Hayes also noted that the court did not rule on the merits of the amendments, only on the Commerce Department’s record-keeping procedures.
But the Sweetener Users Association, which represents U.S. candy companies and other industrial users of sugar, said Friday that it sees the Court of International Trade decision vacating the 2017 sugar amendments as “an opportunity to make improvements that would benefit U.S. food and beverage manufacturers and consumers,” and has filed comments with the Commerce Department asking for changes.

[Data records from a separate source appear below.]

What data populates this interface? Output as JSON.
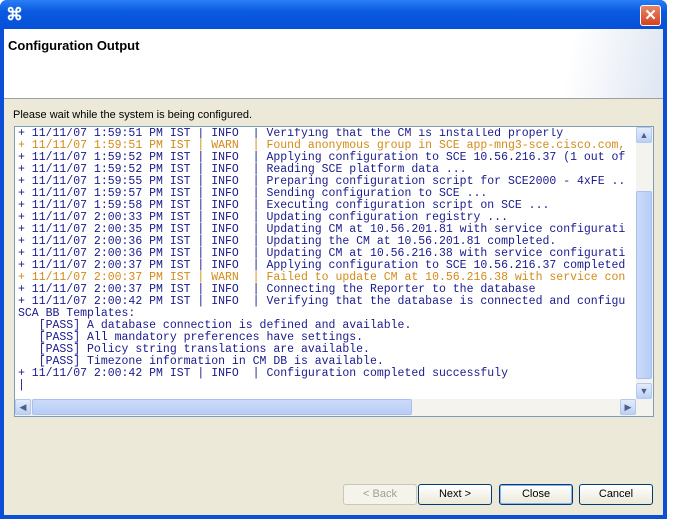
{
  "window": {
    "title": "",
    "close_icon": "close-x-icon",
    "app_icon": "app-logo-icon"
  },
  "header": {
    "title": "Configuration Output"
  },
  "message": "Please wait while the system is being configured.",
  "log": {
    "lines": [
      {
        "text": "+ 11/11/07 1:59:51 PM IST | INFO  | Verifying that the CM is installed properly",
        "level": "info"
      },
      {
        "text": "+ 11/11/07 1:59:51 PM IST | WARN  | Found anonymous group in SCE app-mng3-sce.cisco.com,",
        "level": "warn"
      },
      {
        "text": "+ 11/11/07 1:59:52 PM IST | INFO  | Applying configuration to SCE 10.56.216.37 (1 out of",
        "level": "info"
      },
      {
        "text": "+ 11/11/07 1:59:52 PM IST | INFO  | Reading SCE platform data ...",
        "level": "info"
      },
      {
        "text": "+ 11/11/07 1:59:55 PM IST | INFO  | Preparing configuration script for SCE2000 - 4xFE ..",
        "level": "info"
      },
      {
        "text": "+ 11/11/07 1:59:57 PM IST | INFO  | Sending configuration to SCE ...",
        "level": "info"
      },
      {
        "text": "+ 11/11/07 1:59:58 PM IST | INFO  | Executing configuration script on SCE ...",
        "level": "info"
      },
      {
        "text": "+ 11/11/07 2:00:33 PM IST | INFO  | Updating configuration registry ...",
        "level": "info"
      },
      {
        "text": "+ 11/11/07 2:00:35 PM IST | INFO  | Updating CM at 10.56.201.81 with service configurati",
        "level": "info"
      },
      {
        "text": "+ 11/11/07 2:00:36 PM IST | INFO  | Updating the CM at 10.56.201.81 completed.",
        "level": "info"
      },
      {
        "text": "+ 11/11/07 2:00:36 PM IST | INFO  | Updating CM at 10.56.216.38 with service configurati",
        "level": "info"
      },
      {
        "text": "+ 11/11/07 2:00:37 PM IST | INFO  | Applying configuration to SCE 10.56.216.37 completed",
        "level": "info"
      },
      {
        "text": "+ 11/11/07 2:00:37 PM IST | WARN  | Failed to update CM at 10.56.216.38 with service con",
        "level": "warn"
      },
      {
        "text": "+ 11/11/07 2:00:37 PM IST | INFO  | Connecting the Reporter to the database",
        "level": "info"
      },
      {
        "text": "+ 11/11/07 2:00:42 PM IST | INFO  | Verifying that the database is connected and configu",
        "level": "info"
      },
      {
        "text": "SCA BB Templates:",
        "level": "info"
      },
      {
        "text": "   [PASS] A database connection is defined and available.",
        "level": "info"
      },
      {
        "text": "   [PASS] All mandatory preferences have settings.",
        "level": "info"
      },
      {
        "text": "   [PASS] Policy string translations are available.",
        "level": "info"
      },
      {
        "text": "   [PASS] Timezone information in CM DB is available.",
        "level": "info"
      },
      {
        "text": "+ 11/11/07 2:00:42 PM IST | INFO  | Configuration completed successfuly",
        "level": "info"
      }
    ],
    "colors": {
      "info": "#1a1a8c",
      "warn": "#d48a1a"
    }
  },
  "buttons": {
    "back": "< Back",
    "next": "Next >",
    "close": "Close",
    "cancel": "Cancel"
  },
  "figure_id": "241896"
}
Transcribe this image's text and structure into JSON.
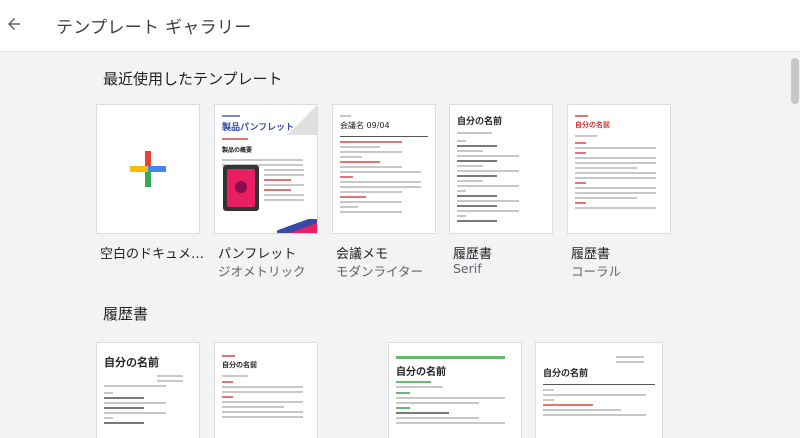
{
  "header": {
    "title": "テンプレート ギャラリー"
  },
  "recent": {
    "title": "最近使用したテンプレート",
    "cards": [
      {
        "name": "空白のドキュメ…",
        "sub": ""
      },
      {
        "name": "パンフレット",
        "sub": "ジオメトリック"
      },
      {
        "name": "会議メモ",
        "sub": "モダンライター"
      },
      {
        "name": "履歴書",
        "sub": "Serif"
      },
      {
        "name": "履歴書",
        "sub": "コーラル"
      }
    ]
  },
  "resume": {
    "title": "履歴書"
  },
  "thumbs": {
    "brochure": {
      "title": "製品パンフレット",
      "heading": "製品の概要"
    },
    "meeting": {
      "title": "会議名 09/04"
    },
    "serif": {
      "title": "自分の名前"
    },
    "coral": {
      "title": "自分の名前"
    },
    "r1": {
      "title": "自分の名前"
    },
    "r2": {
      "title": "自分の名前"
    },
    "r3": {
      "title": "自分の名前"
    },
    "r4": {
      "title": "自分の名前"
    }
  },
  "colors": {
    "accent_red": "#ea4335",
    "accent_yellow": "#fbbc04",
    "accent_green": "#34a853",
    "accent_blue": "#4285f4"
  }
}
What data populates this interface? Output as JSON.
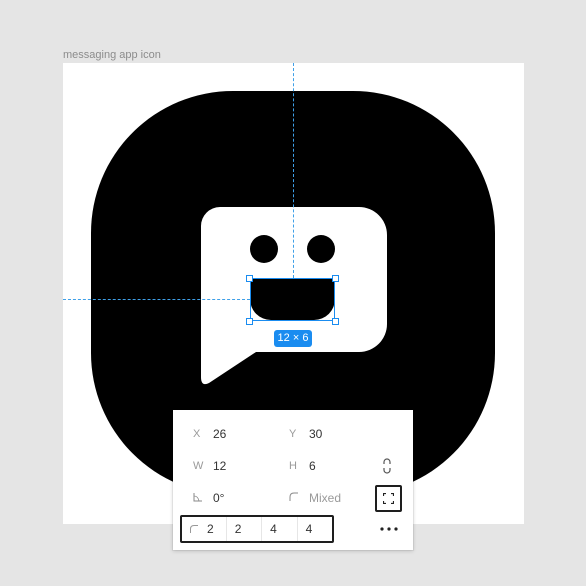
{
  "canvas": {
    "frame_label": "messaging app icon",
    "selection_size": "12 × 6"
  },
  "panel": {
    "x_label": "X",
    "x_value": "26",
    "y_label": "Y",
    "y_value": "30",
    "w_label": "W",
    "w_value": "12",
    "h_label": "H",
    "h_value": "6",
    "rotation_value": "0°",
    "corner_radius_value": "Mixed",
    "radii": [
      "2",
      "2",
      "4",
      "4"
    ]
  },
  "icons": [
    "constrain-proportions-icon",
    "rotation-icon",
    "corner-radius-icon",
    "independent-corners-icon",
    "more-icon"
  ],
  "colors": {
    "selection": "#1a8cf0",
    "guide": "#3fa0e8",
    "icon_fill": "#000000",
    "canvas_bg": "#e5e5e5"
  }
}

In a news release, the Sweetener Users said “In 2017, when the Department of Commerce negotiated amendments to the sugar suspension agreements with Mexico, SUA strongly opposed the higher reference prices in these amendments — de facto price floors that have increased costs for food companies and consumers ever since.”
“We also opposed several other features of the amendments, including changes to the definition of ‘refined sugar’ that were inconsistent with international standards and existing U.S. tariff laws. There were some parts that we supported, however, such as the requirement that a greater share of imports be available to coastal sugar refineries.
“Now, the Court of International Trade has vacated the 2017 amendments. In these circumstances, Commerce is right to re-initiate the process of amending the original 2014 suspension agreements. Commerce should not simply rubber-stamp the existing amendments, however, and should instead use this opportunity to return reference prices to the lower levels in the 2014 agreement.
“Moreover, the department should revisit the threshold for what is considered refined sugar, examining carefully whether the 2017 provisions may have been detrimental to new entrants in the cane refining industry,” the Sweetener Users said.
“At a time when weather-related shortages have caused some U.S. sugar sellers to declare force majeure and walk away from previous sales commitments, supply adequacy in the United States is threatened, and we need every possible source of refined sugar, including both traditional and non-traditional cane refiners.”